Sunday, November 23, 2008

A Letter That Will Never Be Mailed

Dear Dad,

I miss you so much. I still think about you every day, think about your smile, your laugh, the way it felt when I put my arm in yours, my head on your shoulder…I remember the way you made me feel. You were so good to me. I hope I showed you how much I loved you and how much I appreciated you.

My girls miss you too. They talk about you and wish so hard you were here. They want to tell you what they are doing. You’d be so proud. They are such beautiful young women. Part of what they are today is because of the love and attention you showed them daily when they were small.

I’m doing my best to take care of Mom. She is so frail and confused, but she remembers you. She has a picture of you on the table where she sits. It’s getting harder and harder to understand her and she is having an equally hard time understanding her world, but she says something about you every day. She tells anyone who will listen what a wonderful husband she had. You blessed us all with your time here.

I love you so much.

Edie

Sunday, November 2, 2008

EL EM EN OH PEEEEEEEEEEE

I love my daughters. I love them with every fiber of my soul. I feel what they feel. When they are happy, my heart sings. When they are sad, I fight the tears. I love the women they are becoming. I love listening to their stories of their days, the way they conquer their world, the way the come back fighting after the world conquers them.

I miss the little girls. I miss being able to solve all their problems. I miss being able to pick them up and hug them so tight their eyes bug.

So Grace is giving some of this back to me now. I have a little girl here. She is frightened and simple in her understanding of the world. She needs constant reassurance and can't make any decisions for herself.

This morning I came downstairs to see her already up and on the couch. I knew I had to check. Sure enough, she had wet the bed, her pants, the couch. Time to change diapers and throw everything in the wash. Not exactly the child I'd pick, but a child none the less. I told her we had to clean her up and she didn't understand why. I mean she already WENT to the 'bathroom' so why bother?

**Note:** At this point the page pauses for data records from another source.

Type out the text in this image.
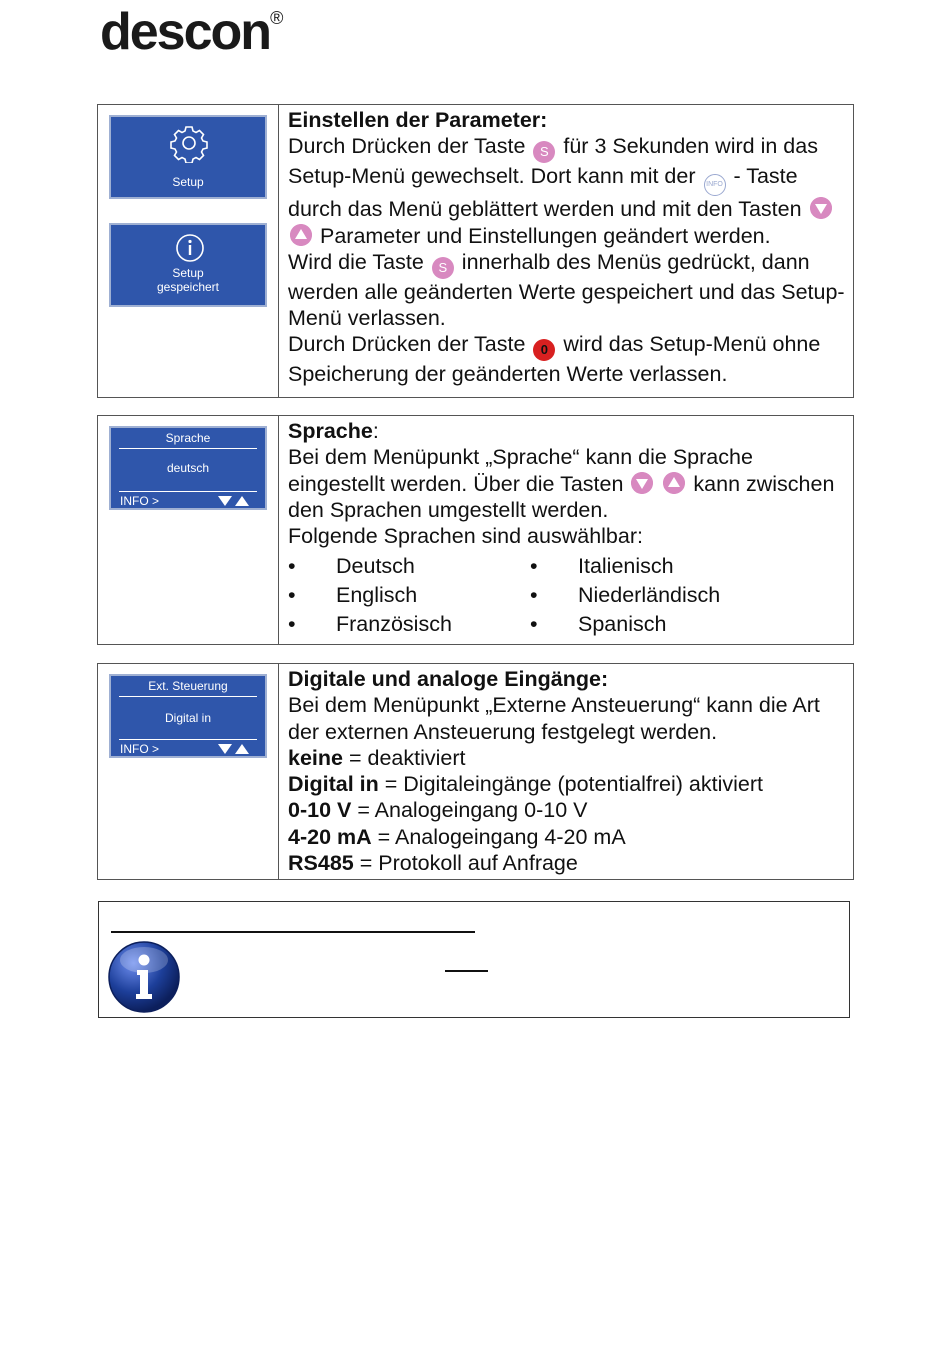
descon®
Setup
Setup
gespeichert
Einstellen der Parameter:
Durch Drücken der Taste S für 3 Sekunden wird in das Setup-Menü gewechselt. Dort kann mit der INFO - Taste durch das Menü geblättert werden und mit den Tasten   Parameter und Einstellungen geändert werden.
Wird die Taste S innerhalb des Menüs gedrückt, dann werden alle geänderten Werte gespeichert und das Setup-Menü verlassen.
Durch Drücken der Taste 0 wird das Setup-Menü ohne Speicherung der geänderten Werte verlassen.
Sprache
deutsch
INFO >
Sprache:
Bei dem Menüpunkt „Sprache“ kann die Sprache eingestellt werden. Über die Tasten	kann zwischen den Sprachen umgestellt werden.
Folgende Sprachen sind auswählbar:
•	Deutsch	•	Italienisch
•	Englisch	•	Niederländisch
•	Französisch	•	Spanisch
Ext. Steuerung
Digital in
INFO >
Digitale und analoge Eingänge:
Bei dem Menüpunkt „Externe Ansteuerung“ kann die Art der externen Ansteuerung festgelegt werden.
keine = deaktiviert
Digital in = Digitaleingänge (potentialfrei) aktiviert
0-10 V = Analogeingang 0-10 V
4-20 mA = Analogeingang 4-20 mA
RS485 = Protokoll auf Anfrage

Since other caregivers have not been as diligent, I spent part of yesterday at a laundrymat washing the cushions. Through the miracle of garbage bags and duct tape, I covered the couch and placed another fabric cover over the whole couch (easier to wash). Mark down yet another use for duct tape. I just love duct tape; isn't that stuff great?!?

So explain to me how she can totally forget to use a toilet yet still be able to tie her shoes? Hm.